Demek ki salgın da olsa hayatta değişen bir şey yok. İnsanoğlu için emek yoksa hayat da yok! Ama bu salgın günlerinin bir başka acı gerçeği ile karşı karşıyayız. Ne olursa olsun hayatın devam etmesini borçlu olduğumuz işçi ve emekçiler, hayati tehlike altında çalışıyorlar. En başta sağlık emekçileri! En ön safta, ama donanımsız, ekipmansız, yine de 24 saat, yine de insanüstü bir çabayla hayatlarını ortaya koyuyorlar. Cephe gerisinde fabrikada, tarlada, depoda, telefon başında, markette, kamyonda, tırda, motosiklet üstünde çalışan işçi ve emekçiler de kelle koltukta çalışıyorlar.

Bu kader değil. Böyle olmak zorunda değil. Salgın da olsa mücadelede değişen bir şey yok! Örgütlü olmaktan, örgütlenmekten başka çare yok!

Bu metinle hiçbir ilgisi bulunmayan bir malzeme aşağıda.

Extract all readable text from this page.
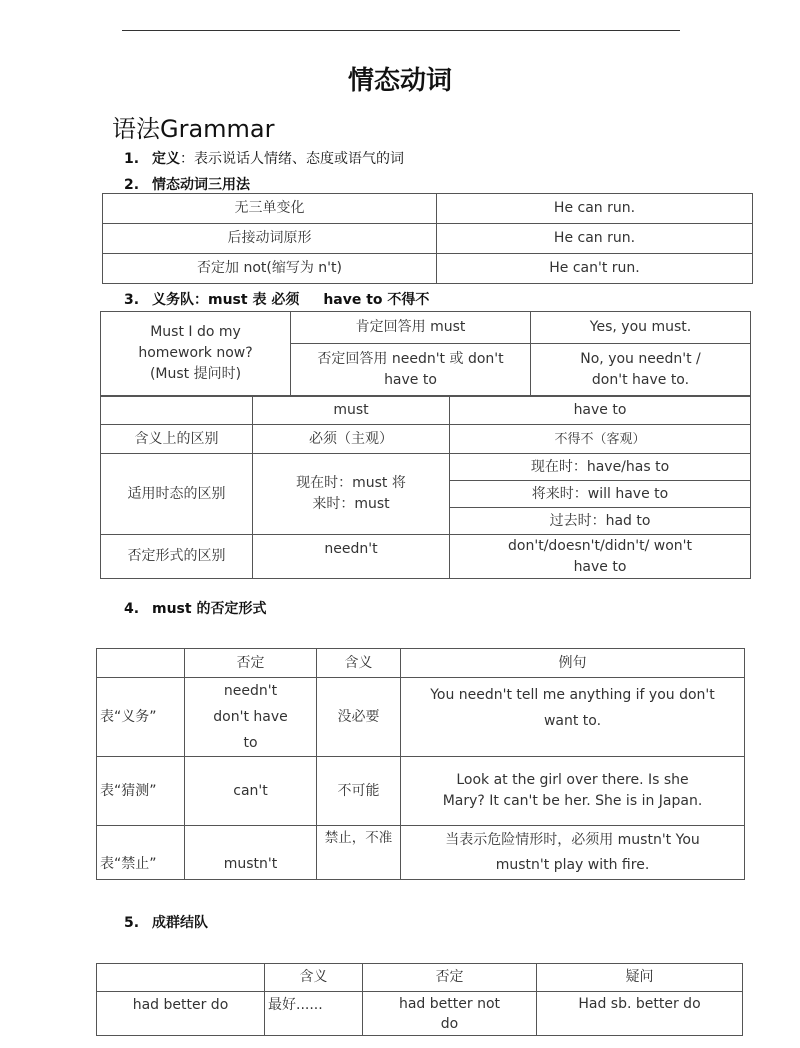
情态动词
语法Grammar
1. 定义：表示说话人情绪、态度或语气的词
2. 情态动词三用法
无三单变化	He can run.
后接动词原形	He can run.
否定加 not(缩写为 n't)	He can't run.
3. 义务队：must 表 必须 have to 不得不
Must I do my homework now? (Must 提问时)	肯定回答用 must	Yes, you must.
	否定回答用 needn't 或 don't have to	No, you needn't / don't have to.
	must	have to
含义上的区别	必须（主观）	不得不（客观）
适用时态的区别	现在时：must 将来时：must	现在时：have/has to
		将来时：will have to
		过去时：had to
否定形式的区别	needn't	don't/doesn't/didn't/ won't have to
4. must 的否定形式
	否定	含义	例句
表“义务”	needn't don't have to	没必要	You needn't tell me anything if you don't want to.
表“猜测”	can't	不可能	Look at the girl over there. Is she Mary? It can't be her. She is in Japan.
表“禁止”	mustn't	禁止，不准	当表示危险情形时，必须用 mustn't You mustn't play with fire.
5. 成群结队
	含义	否定	疑问
had better do	最好......	had better not do	Had sb. better do
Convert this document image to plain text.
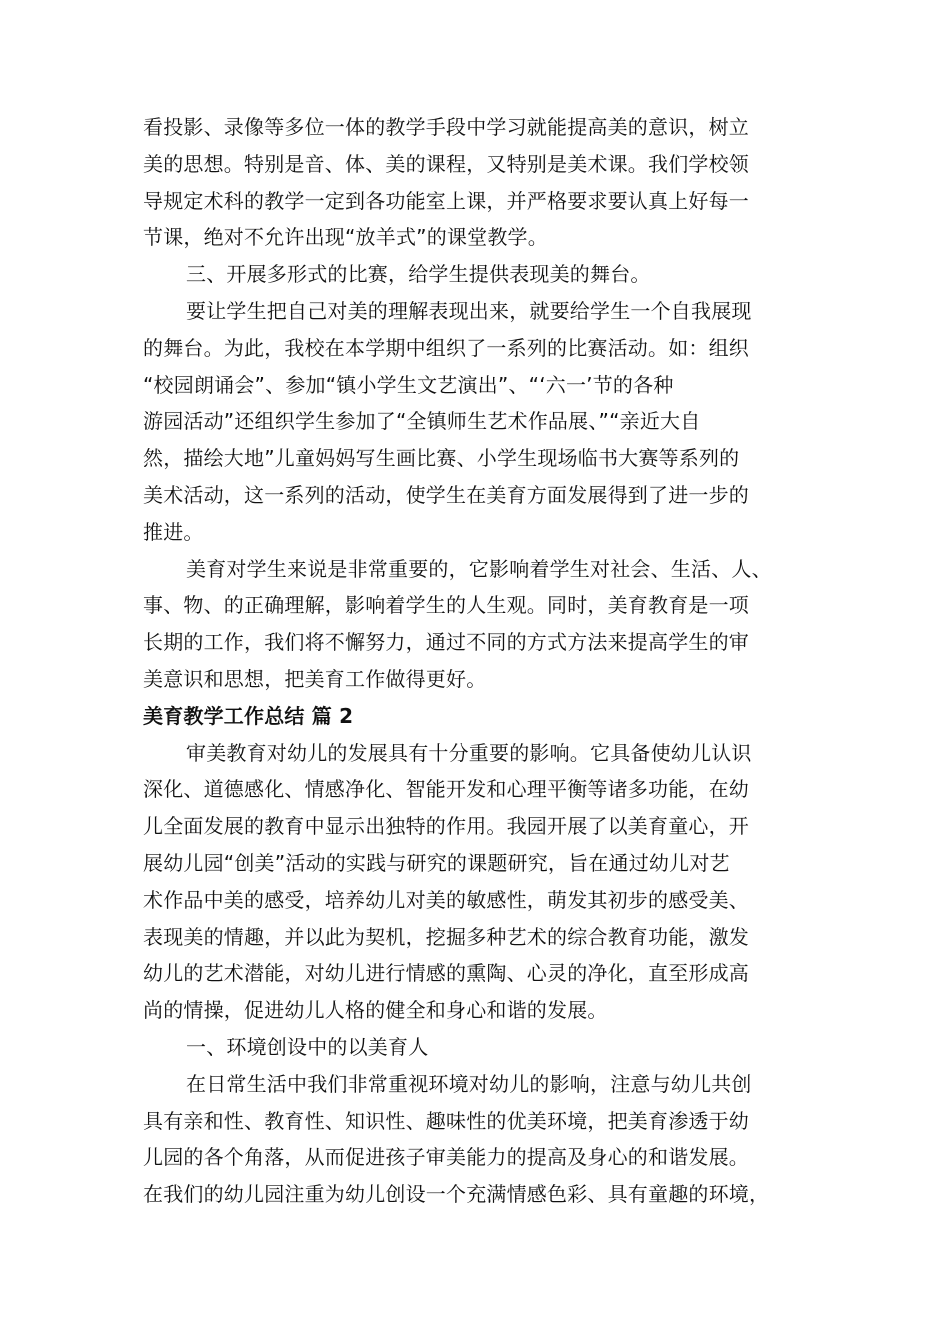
看投影、录像等多位一体的教学手段中学习就能提高美的意识，树立
美的思想。特别是音、体、美的课程，又特别是美术课。我们学校领
导规定术科的教学一定到各功能室上课，并严格要求要认真上好每一
节课，绝对不允许出现“放羊式”的课堂教学。
三、开展多形式的比赛，给学生提供表现美的舞台。
要让学生把自己对美的理解表现出来，就要给学生一个自我展现
的舞台。为此，我校在本学期中组织了一系列的比赛活动。如：组织
“校园朗诵会”、参加“镇小学生文艺演出”、“‘六一’节的各种
游园活动”还组织学生参加了“全镇师生艺术作品展、”“亲近大自
然，描绘大地”儿童妈妈写生画比赛、小学生现场临书大赛等系列的
美术活动，这一系列的活动，使学生在美育方面发展得到了进一步的
推进。
美育对学生来说是非常重要的，它影响着学生对社会、生活、人、
事、物、的正确理解，影响着学生的人生观。同时，美育教育是一项
长期的工作，我们将不懈努力，通过不同的方式方法来提高学生的审
美意识和思想，把美育工作做得更好。
美育教学工作总结 篇 2
审美教育对幼儿的发展具有十分重要的影响。它具备使幼儿认识
深化、道德感化、情感净化、智能开发和心理平衡等诸多功能，在幼
儿全面发展的教育中显示出独特的作用。我园开展了以美育童心，开
展幼儿园“创美”活动的实践与研究的课题研究，旨在通过幼儿对艺
术作品中美的感受，培养幼儿对美的敏感性，萌发其初步的感受美、
表现美的情趣，并以此为契机，挖掘多种艺术的综合教育功能，激发
幼儿的艺术潜能，对幼儿进行情感的熏陶、心灵的净化，直至形成高
尚的情操，促进幼儿人格的健全和身心和谐的发展。
一、环境创设中的以美育人
在日常生活中我们非常重视环境对幼儿的影响，注意与幼儿共创
具有亲和性、教育性、知识性、趣味性的优美环境，把美育渗透于幼
儿园的各个角落，从而促进孩子审美能力的提高及身心的和谐发展。
在我们的幼儿园注重为幼儿创设一个充满情感色彩、具有童趣的环境，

Boğaz kenarındaki yalısında bisiklet çeviren Sabancılar örgütlü. Saraydan 100 milyarlık paketi, diğer patronlarla birlikte, örgütleriyle, TOBB’uyla, TÜSİAD’ıyla, MÜSİAD’ıyla, TİSK’iyle böyle kopardılar. Devlet hastaneleri savaş alanına dönmüşken, acilden gelen hastaları para alamayacağı için test yapmadan devlete sevk eden, felaket döneminde kâr peşinde koşan, özel hastane patronları da örgütlü. Hükümette sağlık bakanı seviyesinde temsil ediliyorlar. Vatandaş zatürre olmuş halde test sırası beklerken Çin’den test ithal edip parasına bakanlar da örgütlü. Örgütün adı AKP! İş ki mesele patronların çıkarı olsun… “Muhalifiz ama” diyerek iktidara alkış tutan muhalefet partileri de patronların örgütleri!

İki savaşımız var. Biri virüse karşı diğeri sınıf savaşı. Hayatı var edenlerle, hayatlar üzerinden kâr edenlerin savaşı! Bu savaş hiç örgütsüz kazanılır mı? Milyonların hayatı kârından, imajından, iktidarından başka şey düşünmeyen bu asalak sınıfın insafına bırakılır mı?

Hastanelerde, fabrikalarda, hayatı var etmek için savaştığımız her yerde, sendikalarda örgütlenelim, komitelerimizi kuralım! Bugün hayatta kalmak için! Yarın eşit ve özgür bir hayatı kurmak için! Patronlardan ve onların düzeninden kurtulalım! Kârın değil hayatın gereğinin yapıldığı, patronların hüküm sürdüğü değil emeğin özgür olduğu bir düzeni kurmak için Devrimci İşçi Partisi’nde örgütlenelim. Sağlıklı, huzurlu, eşit ve hür bir hayat sosyalizmde!

 

Bu yazı Gerçek gazetesinin Nisan 2020 tarihli 127. sayısında yayınlanmıştır.